As you point out, this is a very old topic, but I guess each newcomer
to Python has to figure it out. The effbot's article you mention are
very helpful, and much of this thread is just a rehash of what he has
long ago spelled out very clearly.

But I am happy to add the strong C++ slant, since that is what I
understand best.

I like either "Call By Object", or "Call By Object Reference", the
latter of which is what Joe The Programmer seems to like, but insists,
confusingly, on rebinding it to the name "call by value".

dale
 
D

Dale Roberts

...

There are only the two cases, which Greg quite succinctly and  
accurately described above.  One is by value, the other is by  
reference.  Python quite clearly uses by value.  Parameters are  
expressions that are evaluated, and the resulting value copied into  
the formal parameter, pure and simple.  The continued attempts to  
obfuscate this is pointless and wrong.

Best,
- Joe

5 + 3

What is the "value" of that expression in Python? Can you tell me?

99.99% of programmers (who do not have this thread as context) will
say that the value is 8. But you say the value is the memory address
of the resulting object created when the + operator is applied to the
5 object and the 3 object. That is the "value" that is copied.

Okay, you can have it that way, but every time you explain to someone
that Python passes "By Value", you will have to add the additional
baggage that, oh, by the way, there is a completely different meaning
for "value" in Python than what you are used to.

Then the questions and puzzled looks will start...

And when they tell their friend that Joe The Programmer said it's Pass
By Value, your additional context may not be present any longer, and
the friend will be very confused.

In my opinion, best just to head it off and call it something
different so as not to confuse.

dale
 
A

Aaron Brady

That's correct, but of course, C is a decades-old language barely a  
step above assembler.  For a fair comparison, pick any modern OOP  
language, including the C derivatives (C++, Objective-C, Java), and  
compare a Python object to an object in that language, rather than to  
a struct.


Exactly!  In C++, this would be like a pointer variable.  In Java, RB,  
or .NET, it's like an object reference.


Agreed.  (And this was my point in response to someone arguing that no  
such location exists.)


Right.  The variables contain object references; these object  
references are copied (not referenced!) when you pass them into a  
function.  That's call by value.

snip.

What do you propose the name of the method of passing parameters
should be for the following function 'f' in C?

struct T {
int a;
int b;
int c;
};

void f( T t );

Given a 4-byte system word, how many bytes do you think are copied to
the stack upon calling 'f'?
 
S

Steven D'Aprano

There are only the two cases, which Greg quite succinctly and accurately
described above.

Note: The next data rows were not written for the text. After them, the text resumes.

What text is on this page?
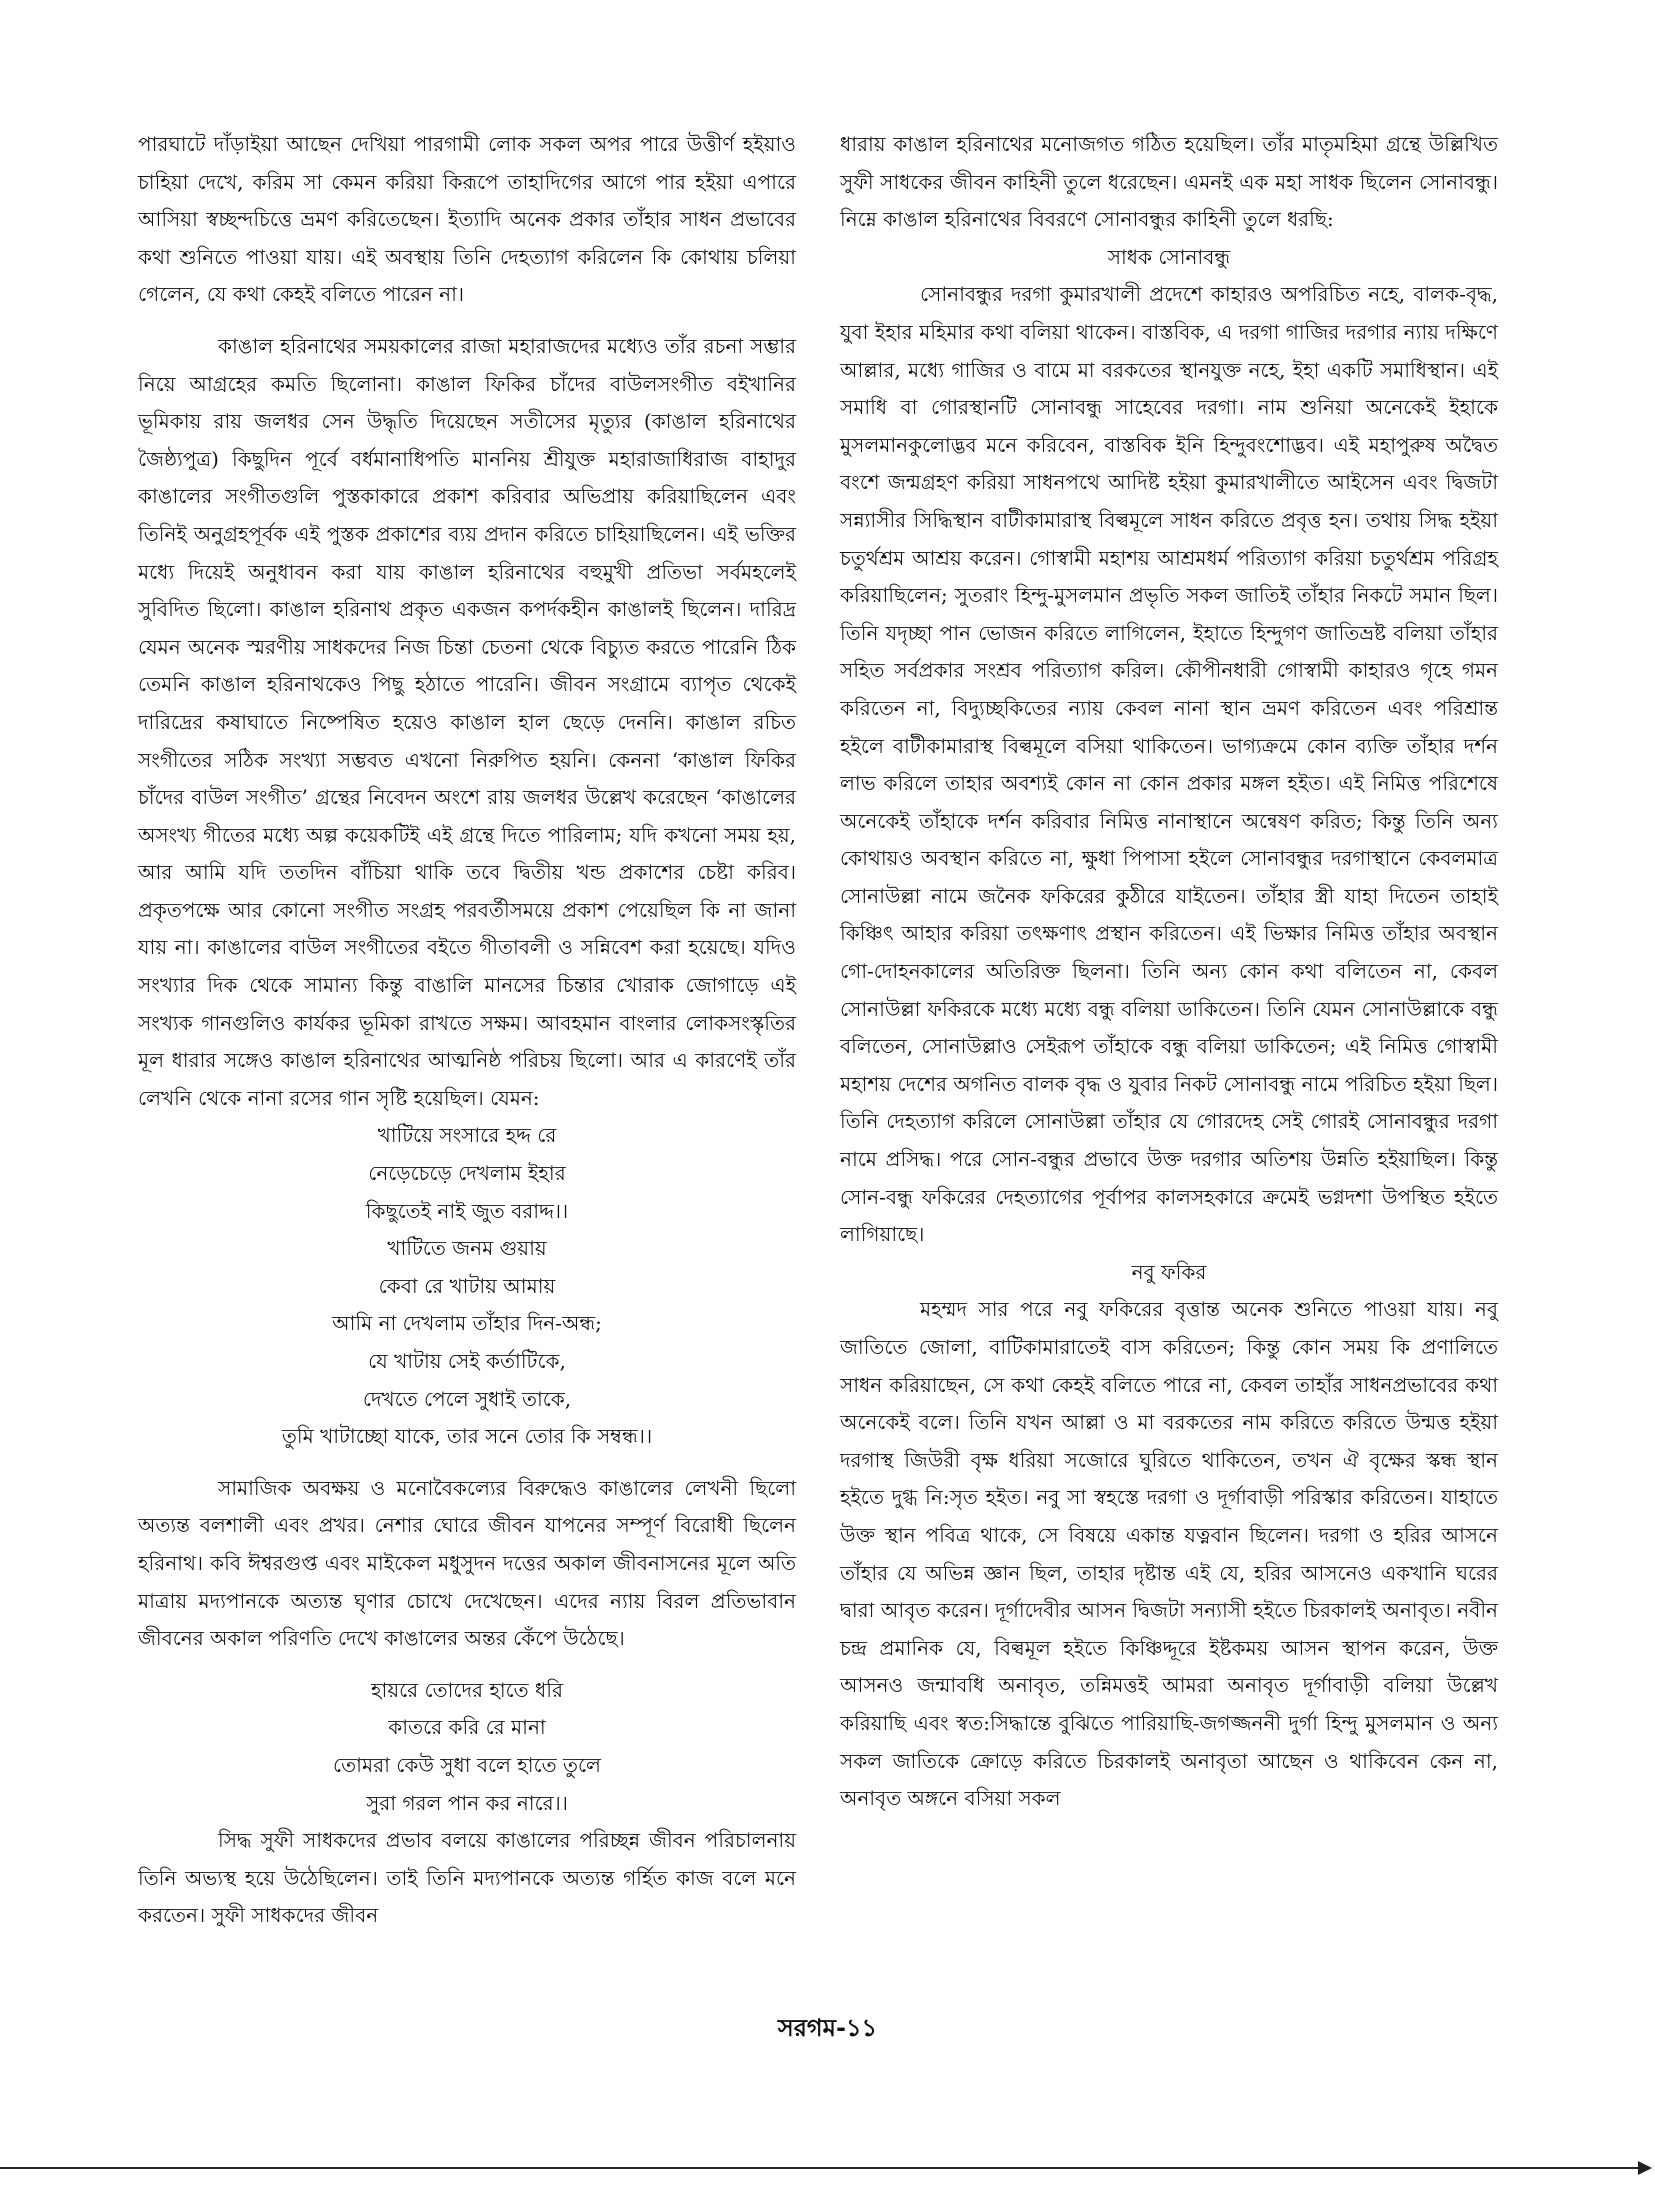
পারঘাটে দাঁড়াইয়া আছেন দেখিয়া পারগামী লোক সকল অপর পারে উত্তীর্ণ হইয়াও চাহিয়া দেখে, করিম সা কেমন করিয়া কিরূপে তাহাদিগের আগে পার হইয়া এপারে আসিয়া স্বচ্ছন্দচিত্তে ভ্রমণ করিতেছেন। ইত্যাদি অনেক প্রকার তাঁহার সাধন প্রভাবের কথা শুনিতে পাওয়া যায়। এই অবস্থায় তিনি দেহত্যাগ করিলেন কি কোথায় চলিয়া গেলেন, যে কথা কেহই বলিতে পারেন না।

কাঙাল হরিনাথের সময়কালের রাজা মহারাজদের মধ্যেও তাঁর রচনা সম্ভার নিয়ে আগ্রহের কমতি ছিলোনা। কাঙাল ফিকির চাঁদের বাউলসংগীত বইখানির ভূমিকায় রায় জলধর সেন উদ্ধৃতি দিয়েছেন সতীসের মৃত্যুর (কাঙাল হরিনাথের জৈষ্ঠ্যপুত্র) কিছুদিন পূর্বে বর্ধমানাধিপতি মাননিয় শ্রীযুক্ত মহারাজাধিরাজ বাহাদুর কাঙালের সংগীতগুলি পুস্তকাকারে প্রকাশ করিবার অভিপ্রায় করিয়াছিলেন এবং তিনিই অনুগ্রহপূর্বক এই পুস্তক প্রকাশের ব্যয় প্রদান করিতে চাহিয়াছিলেন। এই ভক্তির মধ্যে দিয়েই অনুধাবন করা যায় কাঙাল হরিনাথের বহুমুখী প্রতিভা সর্বমহলেই সুবিদিত ছিলো। কাঙাল হরিনাথ প্রকৃত একজন কপর্দকহীন কাঙালই ছিলেন। দারিদ্র যেমন অনেক স্মরণীয় সাধকদের নিজ চিন্তা চেতনা থেকে বিচ্যুত করতে পারেনি ঠিক তেমনি কাঙাল হরিনাথকেও পিছু হঠাতে পারেনি। জীবন সংগ্রামে ব্যাপৃত থেকেই দারিদ্রের কষাঘাতে নিষ্পেষিত হয়েও কাঙাল হাল ছেড়ে দেননি। কাঙাল রচিত সংগীতের সঠিক সংখ্যা সম্ভবত এখনো নিরুপিত হয়নি। কেননা ‘কাঙাল ফিকির চাঁদের বাউল সংগীত’ গ্রন্থের নিবেদন অংশে রায় জলধর উল্লেখ করেছেন ‘কাঙালের অসংখ্য গীতের মধ্যে অল্প কয়েকটিই এই গ্রন্থে দিতে পারিলাম; যদি কখনো সময় হয়, আর আমি যদি ততদিন বাঁচিয়া থাকি তবে দ্বিতীয় খন্ড প্রকাশের চেষ্টা করিব। প্রকৃতপক্ষে আর কোনো সংগীত সংগ্রহ পরবর্তীসময়ে প্রকাশ পেয়েছিল কি না জানা যায় না। কাঙালের বাউল সংগীতের বইতে গীতাবলী ও সন্নিবেশ করা হয়েছে। যদিও সংখ্যার দিক থেকে সামান্য কিন্তু বাঙালি মানসের চিন্তার খোরাক জোগাড়ে এই সংখ্যক গানগুলিও কার্যকর ভূমিকা রাখতে সক্ষম। আবহমান বাংলার লোকসংস্কৃতির মূল ধারার সঙ্গেও কাঙাল হরিনাথের আত্মনিষ্ঠ পরিচয় ছিলো। আর এ কারণেই তাঁর লেখনি থেকে নানা রসের গান সৃষ্টি হয়েছিল। যেমন:

খাটিয়ে সংসারে হদ্দ রে
নেড়েচেড়ে দেখলাম ইহার
কিছুতেই নাই জুত বরাদ্দ।।
খাটিতে জনম গুয়ায়
কেবা রে খাটায় আমায়
আমি না দেখলাম তাঁহার দিন-অন্ধ;
যে খাটায় সেই কর্তাটিকে,
দেখতে পেলে সুধাই তাকে,
তুমি খাটাচ্ছো যাকে, তার সনে তোর কি সম্বন্ধ।।

সামাজিক অবক্ষয় ও মনোবৈকল্যের বিরুদ্ধেও কাঙালের লেখনী ছিলো অত্যন্ত বলশালী এবং প্রখর। নেশার ঘোরে জীবন যাপনের সম্পূর্ণ বিরোধী ছিলেন হরিনাথ। কবি ঈশ্বরগুপ্ত এবং মাইকেল মধুসুদন দত্তের অকাল জীবনাসনের মূলে অতি মাত্রায় মদ্যপানকে অত্যন্ত ঘৃণার চোখে দেখেছেন। এদের ন্যায় বিরল প্রতিভাবান জীবনের অকাল পরিণতি দেখে কাঙালের অন্তর কেঁপে উঠেছে।

হায়রে তোদের হাতে ধরি
কাতরে করি রে মানা
তোমরা কেউ সুধা বলে হাতে তুলে
সুরা গরল পান কর নারে।।

সিদ্ধ সুফী সাধকদের প্রভাব বলয়ে কাঙালের পরিচ্ছন্ন জীবন পরিচালনায় তিনি অভ্যস্থ হয়ে উঠেছিলেন। তাই তিনি মদ্যপানকে অত্যন্ত গর্হিত কাজ বলে মনে করতেন। সুফী সাধকদের জীবন

ধারায় কাঙাল হরিনাথের মনোজগত গঠিত হয়েছিল। তাঁর মাতৃমহিমা গ্রন্থে উল্লিখিত সুফী সাধকের জীবন কাহিনী তুলে ধরেছেন। এমনই এক মহা সাধক ছিলেন সোনাবন্ধু। নিম্নে কাঙাল হরিনাথের বিবরণে সোনাবন্ধুর কাহিনী তুলে ধরছি:

সাধক সোনাবন্ধু

সোনাবন্ধুর দরগা কুমারখালী প্রদেশে কাহারও অপরিচিত নহে, বালক-বৃদ্ধ, যুবা ইহার মহিমার কথা বলিয়া থাকেন। বাস্তবিক, এ দরগা গাজির দরগার ন্যায় দক্ষিণে আল্লার, মধ্যে গাজির ও বামে মা বরকতের স্থানযুক্ত নহে, ইহা একটি সমাধিস্থান। এই সমাধি বা গোরস্থানটি সোনাবন্ধু সাহেবের দরগা। নাম শুনিয়া অনেকেই ইহাকে মুসলমানকুলোদ্ভব মনে করিবেন, বাস্তবিক ইনি হিন্দুবংশোদ্ভব। এই মহাপুরুষ অদ্বৈত বংশে জন্মগ্রহণ করিয়া সাধনপথে আদিষ্ট হইয়া কুমারখালীতে আইসেন এবং দ্বিজটা সন্ন্যাসীর সিদ্ধিস্থান বাটীকামারাস্থ বিল্বমূলে সাধন করিতে প্রবৃত্ত হন। তথায় সিদ্ধ হইয়া চতুর্থশ্রম আশ্রয় করেন। গোস্বামী মহাশয় আশ্রমধর্ম পরিত্যাগ করিয়া চতুর্থশ্রম পরিগ্রহ করিয়াছিলেন; সুতরাং হিন্দু-মুসলমান প্রভৃতি সকল জাতিই তাঁহার নিকটে সমান ছিল। তিনি যদৃচ্ছা পান ভোজন করিতে লাগিলেন, ইহাতে হিন্দুগণ জাতিভ্রষ্ট বলিয়া তাঁহার সহিত সর্বপ্রকার সংশ্রব পরিত্যাগ করিল। কৌপীনধারী গোস্বামী কাহারও গৃহে গমন করিতেন না, বিদ্যুচ্ছকিতের ন্যায় কেবল নানা স্থান ভ্রমণ করিতেন এবং পরিশ্রান্ত হইলে বাটীকামারাস্থ বিল্বমূলে বসিয়া থাকিতেন। ভাগ্যক্রমে কোন ব্যক্তি তাঁহার দর্শন লাভ করিলে তাহার অবশ্যই কোন না কোন প্রকার মঙ্গল হইত। এই নিমিত্ত পরিশেষে অনেকেই তাঁহাকে দর্শন করিবার নিমিত্ত নানাস্থানে অন্বেষণ করিত; কিন্তু তিনি অন্য কোথায়ও অবস্থান করিতে না, ক্ষুধা পিপাসা হইলে সোনাবন্ধুর দরগাস্থানে কেবলমাত্র সোনাউল্লা নামে জনৈক ফকিরের কুঠীরে যাইতেন। তাঁহার স্ত্রী যাহা দিতেন তাহাই কিঞ্চিৎ আহার করিয়া তৎক্ষণাৎ প্রস্থান করিতেন। এই ভিক্ষার নিমিত্ত তাঁহার অবস্থান গো-দোহনকালের অতিরিক্ত ছিলনা। তিনি অন্য কোন কথা বলিতেন না, কেবল সোনাউল্লা ফকিরকে মধ্যে মধ্যে বন্ধু বলিয়া ডাকিতেন। তিনি যেমন সোনাউল্লাকে বন্ধু বলিতেন, সোনাউল্লাও সেইরূপ তাঁহাকে বন্ধু বলিয়া ডাকিতেন; এই নিমিত্ত গোস্বামী মহাশয় দেশের অগনিত বালক বৃদ্ধ ও যুবার নিকট সোনাবন্ধু নামে পরিচিত হইয়া ছিল। তিনি দেহত্যাগ করিলে সোনাউল্লা তাঁহার যে গোরদেহ সেই গোরই সোনাবন্ধুর দরগা নামে প্রসিদ্ধ। পরে সোন-বন্ধুর প্রভাবে উক্ত দরগার অতিশয় উন্নতি হইয়াছিল। কিন্তু সোন-বন্ধু ফকিরের দেহত্যাগের পূর্বাপর কালসহকারে ক্রমেই ভগ্নদশা উপস্থিত হইতে লাগিয়াছে।

নবু ফকির

মহম্মদ সার পরে নবু ফকিরের বৃত্তান্ত অনেক শুনিতে পাওয়া যায়। নবু জাতিতে জোলা, বাটিকামারাতেই বাস করিতেন; কিন্তু কোন সময় কি প্রণালিতে সাধন করিয়াছেন, সে কথা কেহই বলিতে পারে না, কেবল তাহাঁর সাধনপ্রভাবের কথা অনেকেই বলে। তিনি যখন আল্লা ও মা বরকতের নাম করিতে করিতে উন্মত্ত হইয়া দরগাস্থ জিউরী বৃক্ষ ধরিয়া সজোরে ঘুরিতে থাকিতেন, তখন ঐ বৃক্ষের স্কন্ধ স্থান হইতে দুগ্ধ নি:সৃত হইত। নবু সা স্বহস্তে দরগা ও দূর্গাবাড়ী পরিস্কার করিতেন। যাহাতে উক্ত স্থান পবিত্র থাকে, সে বিষয়ে একান্ত যত্নবান ছিলেন। দরগা ও হরির আসনে তাঁহার যে অভিন্ন জ্ঞান ছিল, তাহার দৃষ্টান্ত এই যে, হরির আসনেও একখানি ঘরের দ্বারা আবৃত করেন। দূর্গাদেবীর আসন দ্বিজটা সন্যাসী হইতে চিরকালই অনাবৃত। নবীন চন্দ্র প্রমানিক যে, বিল্বমূল হইতে কিঞ্চিদ্দূরে ইষ্টকময় আসন স্থাপন করেন, উক্ত আসনও জন্মাবধি অনাবৃত, তন্নিমত্তই আমরা অনাবৃত দূর্গাবাড়ী বলিয়া উল্লেখ করিয়াছি এবং স্বত:সিদ্ধান্তে বুঝিতে পারিয়াছি-জগজ্জননী দুর্গা হিন্দু মুসলমান ও অন্য সকল জাতিকে ক্রোড়ে করিতে চিরকালই অনাবৃতা আছেন ও থাকিবেন কেন না, অনাবৃত অঙ্গনে বসিয়া সকল

সরগম-১১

One is by value, the other is by reference. Python
quite clearly uses by value.

That is absolute nonsense, based on the idiotic assumption that
programmers should care more about an arbitrary reference to a value than
to the value itself.

I'm sure I've quoted the excellent effbot before, but he deserves
repeating:

well, I guess you can, in theory, value an artificial number assigned
to an object as much as the object itself.

"Joe, I think our son might be lost in the woods"
"Don't worry, I have his social security number"
[end quote]

As I wrote yesterday:

The value of a Python name is the Python object assigned to it, not an
arbitrary memory location that points to the object. Even you would
consider it obfuscatory if I executed this code:

x = "Norwegian Blue"

and then insisted that the value of x was "3086179808L, but if I run that
line of code again it could get another value, and naturally if you run
it on your computer you're almost certain to get a different value".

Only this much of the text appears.